Le monde politique sensible, mais attaché au privé

Le problème, c’est qu’aucun acteur ne semble avoir les épaules assez larges que pour revêtir l’énorme costume qu’est l’usine (bientôt) désaffectée à lui seul. L’espoir n’est pas vain pour autant. Depuis la fin de l’automne, sous l’impulsion de l’ex-formateur David Leisterh (MR) et du gouvernement bruxellois en affaires courantes, un groupe de travail est mis sur pied pour trouver des développeurs (et non repreneurs) du site.

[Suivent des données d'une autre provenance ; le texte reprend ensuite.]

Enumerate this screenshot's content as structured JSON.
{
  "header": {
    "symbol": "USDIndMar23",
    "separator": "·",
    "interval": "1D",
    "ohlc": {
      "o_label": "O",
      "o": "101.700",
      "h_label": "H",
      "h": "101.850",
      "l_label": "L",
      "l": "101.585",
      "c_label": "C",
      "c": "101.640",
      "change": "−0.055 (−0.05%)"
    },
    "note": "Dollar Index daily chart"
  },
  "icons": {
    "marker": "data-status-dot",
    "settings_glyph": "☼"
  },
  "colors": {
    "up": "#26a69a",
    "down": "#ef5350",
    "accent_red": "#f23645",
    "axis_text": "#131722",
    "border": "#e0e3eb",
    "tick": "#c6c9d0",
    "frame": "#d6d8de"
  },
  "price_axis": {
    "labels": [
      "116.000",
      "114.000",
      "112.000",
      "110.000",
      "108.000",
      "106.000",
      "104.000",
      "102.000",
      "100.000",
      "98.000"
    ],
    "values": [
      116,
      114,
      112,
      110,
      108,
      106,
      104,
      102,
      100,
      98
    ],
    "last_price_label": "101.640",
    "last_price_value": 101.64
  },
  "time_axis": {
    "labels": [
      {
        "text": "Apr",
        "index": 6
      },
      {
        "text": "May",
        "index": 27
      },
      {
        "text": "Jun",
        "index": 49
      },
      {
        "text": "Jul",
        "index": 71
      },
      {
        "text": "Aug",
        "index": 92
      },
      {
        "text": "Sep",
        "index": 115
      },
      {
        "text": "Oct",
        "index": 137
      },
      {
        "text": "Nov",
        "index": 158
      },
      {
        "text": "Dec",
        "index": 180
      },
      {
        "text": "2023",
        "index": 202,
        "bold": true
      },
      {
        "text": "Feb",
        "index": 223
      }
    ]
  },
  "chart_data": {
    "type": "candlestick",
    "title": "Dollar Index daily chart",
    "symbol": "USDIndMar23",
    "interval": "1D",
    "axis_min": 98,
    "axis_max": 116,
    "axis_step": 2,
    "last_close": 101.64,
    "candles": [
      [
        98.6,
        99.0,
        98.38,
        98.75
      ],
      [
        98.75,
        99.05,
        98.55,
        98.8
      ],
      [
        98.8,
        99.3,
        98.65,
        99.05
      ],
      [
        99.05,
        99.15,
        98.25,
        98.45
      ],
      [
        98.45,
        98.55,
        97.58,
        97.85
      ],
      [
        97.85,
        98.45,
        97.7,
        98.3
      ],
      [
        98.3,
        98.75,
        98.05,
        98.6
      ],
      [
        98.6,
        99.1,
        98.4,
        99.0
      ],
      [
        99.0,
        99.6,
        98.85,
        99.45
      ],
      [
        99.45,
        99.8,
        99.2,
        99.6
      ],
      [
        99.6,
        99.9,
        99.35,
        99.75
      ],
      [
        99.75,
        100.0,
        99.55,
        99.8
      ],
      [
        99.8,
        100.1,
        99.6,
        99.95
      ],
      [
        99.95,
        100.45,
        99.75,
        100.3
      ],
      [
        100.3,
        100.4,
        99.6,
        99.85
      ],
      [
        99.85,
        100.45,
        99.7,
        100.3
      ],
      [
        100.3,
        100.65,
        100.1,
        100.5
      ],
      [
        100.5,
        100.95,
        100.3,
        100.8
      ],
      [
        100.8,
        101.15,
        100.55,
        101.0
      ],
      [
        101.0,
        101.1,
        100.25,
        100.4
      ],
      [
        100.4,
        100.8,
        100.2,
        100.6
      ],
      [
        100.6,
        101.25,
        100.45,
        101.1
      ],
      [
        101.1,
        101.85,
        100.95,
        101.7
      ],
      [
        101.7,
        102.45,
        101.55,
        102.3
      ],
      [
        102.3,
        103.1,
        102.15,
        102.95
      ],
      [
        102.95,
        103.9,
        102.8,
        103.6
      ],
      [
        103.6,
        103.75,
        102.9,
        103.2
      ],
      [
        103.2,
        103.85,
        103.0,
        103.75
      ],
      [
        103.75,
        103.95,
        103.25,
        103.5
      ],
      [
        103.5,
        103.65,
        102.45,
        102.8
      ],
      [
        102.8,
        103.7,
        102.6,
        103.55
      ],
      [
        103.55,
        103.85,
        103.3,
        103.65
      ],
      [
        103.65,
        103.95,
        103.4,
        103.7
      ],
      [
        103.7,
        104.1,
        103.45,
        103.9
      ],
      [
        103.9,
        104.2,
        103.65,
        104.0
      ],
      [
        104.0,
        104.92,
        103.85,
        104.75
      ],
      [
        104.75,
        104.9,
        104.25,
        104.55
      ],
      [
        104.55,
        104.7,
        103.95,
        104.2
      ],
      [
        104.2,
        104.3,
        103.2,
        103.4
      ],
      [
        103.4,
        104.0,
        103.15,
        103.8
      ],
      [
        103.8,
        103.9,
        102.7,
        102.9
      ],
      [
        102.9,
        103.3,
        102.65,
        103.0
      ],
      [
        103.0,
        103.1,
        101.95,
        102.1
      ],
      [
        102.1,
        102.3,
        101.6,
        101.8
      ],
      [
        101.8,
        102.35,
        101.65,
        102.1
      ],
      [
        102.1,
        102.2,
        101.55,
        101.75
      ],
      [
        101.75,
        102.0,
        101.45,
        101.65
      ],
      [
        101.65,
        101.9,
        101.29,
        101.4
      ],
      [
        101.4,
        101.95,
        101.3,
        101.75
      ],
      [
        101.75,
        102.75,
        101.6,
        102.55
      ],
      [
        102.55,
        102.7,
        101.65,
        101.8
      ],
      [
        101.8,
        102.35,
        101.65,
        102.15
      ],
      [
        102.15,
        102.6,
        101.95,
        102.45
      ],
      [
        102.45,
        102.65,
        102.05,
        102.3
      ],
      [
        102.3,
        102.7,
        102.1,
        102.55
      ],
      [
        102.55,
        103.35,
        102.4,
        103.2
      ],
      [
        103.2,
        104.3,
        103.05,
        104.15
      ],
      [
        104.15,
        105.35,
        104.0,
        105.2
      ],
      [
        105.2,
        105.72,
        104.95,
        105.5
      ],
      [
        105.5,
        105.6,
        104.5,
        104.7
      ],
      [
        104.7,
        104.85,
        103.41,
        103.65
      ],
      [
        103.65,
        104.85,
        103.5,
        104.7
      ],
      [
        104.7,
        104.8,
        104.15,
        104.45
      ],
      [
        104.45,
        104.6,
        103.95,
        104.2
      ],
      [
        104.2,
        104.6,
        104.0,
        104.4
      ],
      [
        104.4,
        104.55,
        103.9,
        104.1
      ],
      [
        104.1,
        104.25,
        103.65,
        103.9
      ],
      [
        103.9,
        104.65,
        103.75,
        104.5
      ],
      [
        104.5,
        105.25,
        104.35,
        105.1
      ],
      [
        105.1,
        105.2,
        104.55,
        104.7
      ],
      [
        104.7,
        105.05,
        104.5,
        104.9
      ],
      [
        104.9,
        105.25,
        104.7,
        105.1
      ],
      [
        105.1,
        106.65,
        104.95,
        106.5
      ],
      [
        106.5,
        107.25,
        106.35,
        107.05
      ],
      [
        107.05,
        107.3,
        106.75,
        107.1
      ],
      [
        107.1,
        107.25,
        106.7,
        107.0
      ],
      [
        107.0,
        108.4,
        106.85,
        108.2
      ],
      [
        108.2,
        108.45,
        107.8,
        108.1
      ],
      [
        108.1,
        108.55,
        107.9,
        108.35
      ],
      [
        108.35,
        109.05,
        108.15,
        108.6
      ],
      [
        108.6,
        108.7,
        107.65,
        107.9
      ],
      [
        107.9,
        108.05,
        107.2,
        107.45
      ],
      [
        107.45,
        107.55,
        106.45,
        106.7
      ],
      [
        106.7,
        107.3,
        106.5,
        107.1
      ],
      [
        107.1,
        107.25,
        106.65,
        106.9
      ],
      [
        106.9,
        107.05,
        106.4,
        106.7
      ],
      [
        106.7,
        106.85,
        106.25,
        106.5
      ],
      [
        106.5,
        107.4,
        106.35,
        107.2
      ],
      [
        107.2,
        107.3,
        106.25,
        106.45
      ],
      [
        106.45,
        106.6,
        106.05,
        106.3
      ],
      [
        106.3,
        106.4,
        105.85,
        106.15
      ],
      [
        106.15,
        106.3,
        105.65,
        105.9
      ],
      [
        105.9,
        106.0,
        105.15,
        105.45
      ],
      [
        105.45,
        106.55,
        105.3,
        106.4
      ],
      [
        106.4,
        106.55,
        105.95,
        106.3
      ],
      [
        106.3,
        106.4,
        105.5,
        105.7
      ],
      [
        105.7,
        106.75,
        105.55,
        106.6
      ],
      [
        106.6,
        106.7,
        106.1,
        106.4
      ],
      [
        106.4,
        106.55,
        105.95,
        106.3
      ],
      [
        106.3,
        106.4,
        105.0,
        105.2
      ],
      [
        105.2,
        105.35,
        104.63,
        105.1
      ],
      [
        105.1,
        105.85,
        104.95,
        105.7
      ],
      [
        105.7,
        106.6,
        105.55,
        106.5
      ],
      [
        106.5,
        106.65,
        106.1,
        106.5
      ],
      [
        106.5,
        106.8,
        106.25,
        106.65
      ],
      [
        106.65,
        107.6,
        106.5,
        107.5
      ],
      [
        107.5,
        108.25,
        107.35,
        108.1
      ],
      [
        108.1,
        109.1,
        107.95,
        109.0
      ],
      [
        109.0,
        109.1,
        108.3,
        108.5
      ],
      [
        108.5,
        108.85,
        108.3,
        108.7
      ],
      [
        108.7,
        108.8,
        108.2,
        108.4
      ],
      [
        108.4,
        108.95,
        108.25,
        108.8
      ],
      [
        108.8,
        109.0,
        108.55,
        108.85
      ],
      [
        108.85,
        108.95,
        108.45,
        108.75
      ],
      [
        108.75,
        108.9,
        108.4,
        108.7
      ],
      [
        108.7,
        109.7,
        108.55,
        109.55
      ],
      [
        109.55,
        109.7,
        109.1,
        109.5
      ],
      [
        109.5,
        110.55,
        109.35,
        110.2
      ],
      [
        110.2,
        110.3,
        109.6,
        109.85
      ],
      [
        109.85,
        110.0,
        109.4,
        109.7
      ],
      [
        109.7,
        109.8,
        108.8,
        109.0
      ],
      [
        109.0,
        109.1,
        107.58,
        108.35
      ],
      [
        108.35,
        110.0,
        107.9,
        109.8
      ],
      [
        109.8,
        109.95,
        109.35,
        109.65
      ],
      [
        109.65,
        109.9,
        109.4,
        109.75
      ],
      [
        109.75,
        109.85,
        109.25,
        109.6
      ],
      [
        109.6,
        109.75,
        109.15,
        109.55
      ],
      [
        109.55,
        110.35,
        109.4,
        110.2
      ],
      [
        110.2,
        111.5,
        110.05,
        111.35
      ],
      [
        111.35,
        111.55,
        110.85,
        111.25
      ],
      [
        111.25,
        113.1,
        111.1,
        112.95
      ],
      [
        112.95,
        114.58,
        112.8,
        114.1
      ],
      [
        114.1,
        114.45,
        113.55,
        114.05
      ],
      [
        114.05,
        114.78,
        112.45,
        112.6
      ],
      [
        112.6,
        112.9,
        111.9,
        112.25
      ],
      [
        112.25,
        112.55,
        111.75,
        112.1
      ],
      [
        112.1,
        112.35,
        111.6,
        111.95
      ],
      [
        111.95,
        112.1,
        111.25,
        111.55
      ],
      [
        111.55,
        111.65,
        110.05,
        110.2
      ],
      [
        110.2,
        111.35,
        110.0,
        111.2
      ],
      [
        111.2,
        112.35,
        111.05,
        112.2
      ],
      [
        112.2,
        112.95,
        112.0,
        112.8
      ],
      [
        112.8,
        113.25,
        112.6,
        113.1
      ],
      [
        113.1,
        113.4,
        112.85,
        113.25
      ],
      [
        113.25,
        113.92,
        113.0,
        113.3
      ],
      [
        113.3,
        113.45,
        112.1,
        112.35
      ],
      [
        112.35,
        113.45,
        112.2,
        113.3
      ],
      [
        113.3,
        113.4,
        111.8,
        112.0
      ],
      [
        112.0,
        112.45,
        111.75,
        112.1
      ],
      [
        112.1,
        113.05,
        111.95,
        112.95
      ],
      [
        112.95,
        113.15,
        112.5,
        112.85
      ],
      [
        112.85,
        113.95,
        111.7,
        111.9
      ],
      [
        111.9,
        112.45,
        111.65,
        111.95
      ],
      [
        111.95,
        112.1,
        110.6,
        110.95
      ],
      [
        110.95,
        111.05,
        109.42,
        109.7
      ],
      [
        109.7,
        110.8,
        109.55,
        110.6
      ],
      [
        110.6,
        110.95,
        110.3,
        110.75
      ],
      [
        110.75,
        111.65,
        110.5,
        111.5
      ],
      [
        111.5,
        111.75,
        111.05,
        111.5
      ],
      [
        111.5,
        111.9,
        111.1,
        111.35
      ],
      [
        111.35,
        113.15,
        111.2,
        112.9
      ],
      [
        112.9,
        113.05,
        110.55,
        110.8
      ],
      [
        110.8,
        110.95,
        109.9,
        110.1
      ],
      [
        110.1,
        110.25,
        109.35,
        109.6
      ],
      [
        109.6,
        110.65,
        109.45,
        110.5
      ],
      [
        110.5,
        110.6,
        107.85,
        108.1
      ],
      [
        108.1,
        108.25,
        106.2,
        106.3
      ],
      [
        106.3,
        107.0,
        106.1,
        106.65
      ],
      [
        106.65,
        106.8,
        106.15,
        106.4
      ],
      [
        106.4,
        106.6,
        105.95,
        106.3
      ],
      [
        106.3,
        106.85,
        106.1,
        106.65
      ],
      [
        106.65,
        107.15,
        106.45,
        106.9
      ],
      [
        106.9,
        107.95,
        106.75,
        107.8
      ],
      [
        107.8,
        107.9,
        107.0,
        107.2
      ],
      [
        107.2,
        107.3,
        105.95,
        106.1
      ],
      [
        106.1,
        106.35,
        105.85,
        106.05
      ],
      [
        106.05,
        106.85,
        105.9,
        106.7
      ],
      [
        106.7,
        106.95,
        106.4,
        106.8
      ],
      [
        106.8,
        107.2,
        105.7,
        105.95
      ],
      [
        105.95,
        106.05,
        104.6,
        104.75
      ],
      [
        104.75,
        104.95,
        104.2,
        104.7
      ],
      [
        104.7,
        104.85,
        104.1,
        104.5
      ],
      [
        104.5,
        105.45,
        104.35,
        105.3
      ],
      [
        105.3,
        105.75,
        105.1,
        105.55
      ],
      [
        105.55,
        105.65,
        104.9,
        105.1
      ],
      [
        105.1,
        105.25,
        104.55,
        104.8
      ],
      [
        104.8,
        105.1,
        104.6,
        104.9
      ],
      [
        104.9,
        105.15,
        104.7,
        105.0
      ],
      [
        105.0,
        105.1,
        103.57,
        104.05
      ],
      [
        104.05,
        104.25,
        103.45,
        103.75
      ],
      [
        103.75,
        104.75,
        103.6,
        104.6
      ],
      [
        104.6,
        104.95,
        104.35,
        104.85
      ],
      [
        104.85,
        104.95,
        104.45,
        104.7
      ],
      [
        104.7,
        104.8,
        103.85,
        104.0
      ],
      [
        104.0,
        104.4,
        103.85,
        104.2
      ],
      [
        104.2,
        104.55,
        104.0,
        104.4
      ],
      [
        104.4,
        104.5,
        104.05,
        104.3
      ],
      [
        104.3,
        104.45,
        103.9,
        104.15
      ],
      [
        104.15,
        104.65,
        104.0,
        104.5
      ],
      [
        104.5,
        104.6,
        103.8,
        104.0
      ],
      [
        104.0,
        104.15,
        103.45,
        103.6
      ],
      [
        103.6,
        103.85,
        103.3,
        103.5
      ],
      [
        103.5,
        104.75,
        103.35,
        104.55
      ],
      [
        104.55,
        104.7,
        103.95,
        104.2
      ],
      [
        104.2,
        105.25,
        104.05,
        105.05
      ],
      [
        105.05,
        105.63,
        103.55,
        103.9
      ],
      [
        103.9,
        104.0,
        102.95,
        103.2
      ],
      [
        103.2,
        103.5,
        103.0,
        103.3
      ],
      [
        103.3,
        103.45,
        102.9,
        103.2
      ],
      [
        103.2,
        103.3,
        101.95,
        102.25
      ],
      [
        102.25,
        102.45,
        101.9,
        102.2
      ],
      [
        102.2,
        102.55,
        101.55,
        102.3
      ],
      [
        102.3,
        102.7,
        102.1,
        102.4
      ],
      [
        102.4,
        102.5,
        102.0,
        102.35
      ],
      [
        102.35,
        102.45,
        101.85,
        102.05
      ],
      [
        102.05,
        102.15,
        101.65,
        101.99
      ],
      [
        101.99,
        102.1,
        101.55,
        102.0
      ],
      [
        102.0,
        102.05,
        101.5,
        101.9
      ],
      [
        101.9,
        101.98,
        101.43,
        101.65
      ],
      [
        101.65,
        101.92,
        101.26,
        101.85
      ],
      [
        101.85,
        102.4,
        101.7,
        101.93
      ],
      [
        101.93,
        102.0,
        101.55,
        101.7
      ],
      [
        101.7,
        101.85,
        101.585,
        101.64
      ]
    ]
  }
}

Le projet implique pléthore d’institutions bruxelloises (Bruxelles Environnement, CityDev, Hub Brussels, Actiris, notamment), certains syndicats, Audi, et est chapeauté par le Directeur Général de Finance&Invest.brussels, Pierre Hermant.

Rudi Vervoort (PS), l’actuel Ministre-président bruxellois, l’a confirmé aujourd’hui en séance plénière au parlement, plusieurs développeurs ont manifesté un intérêt, mais le socialiste a tu leur nom pour ne pas interférer dans le dossier. (Il a cependant assuré, non sans malice, que Théo Francken ne l’a pas contacté personnellement pour lui faire part d’un quelconque intérêt de la part de l’industrie de la défense, comme il le projette depuis quelques jours.)

Par contre, on imagine facilement des entreprises belges comme WDP, MNG ou Revive frapper à la porte. La mission du développeur sera donc de dépolluer, construire et trouver une mosaïque d’entreprises afin de développer le site. «Ce qui est déjà sûr, c’est qu’il y aura trois catégories d’entreprises, admet Pierre Hermant. Dans le secteur logistique, des entreprises bruxelloises en manque de place et qui pourraient venir s’y développer, et des entreprises actives dans des secteurs intéressants pour Bruxelles, comme le reconditionnement, l’industrie 2.0 ou la logistique hospitalière, par exemple. Le but, c’est d’avoir un modèle plus résiliant. Avec une mosaïque d’entreprises, disons une cinquantaine, si l’une ou l’autre s’en va ou ferme, on ne se retrouve plus avec la perte de milliers d’emplois sur les bras.»

Il faudra donc déterminer ce qui sera créateur de valeur pour Bruxelles. Les visions de Manon Alecian et Pierre Hermant ne sont pas si différentes, mais la notion d’une entreprise «créatrice de valeur et d’emploi» est parfois sujette à interprétation politique. Réponse espérée dans trois ans, avec l’arrivée des premières nouvelles entreprises, et vers 2040, quand le projet du renouvellement de l’usine Audi sera arrivé à maturité.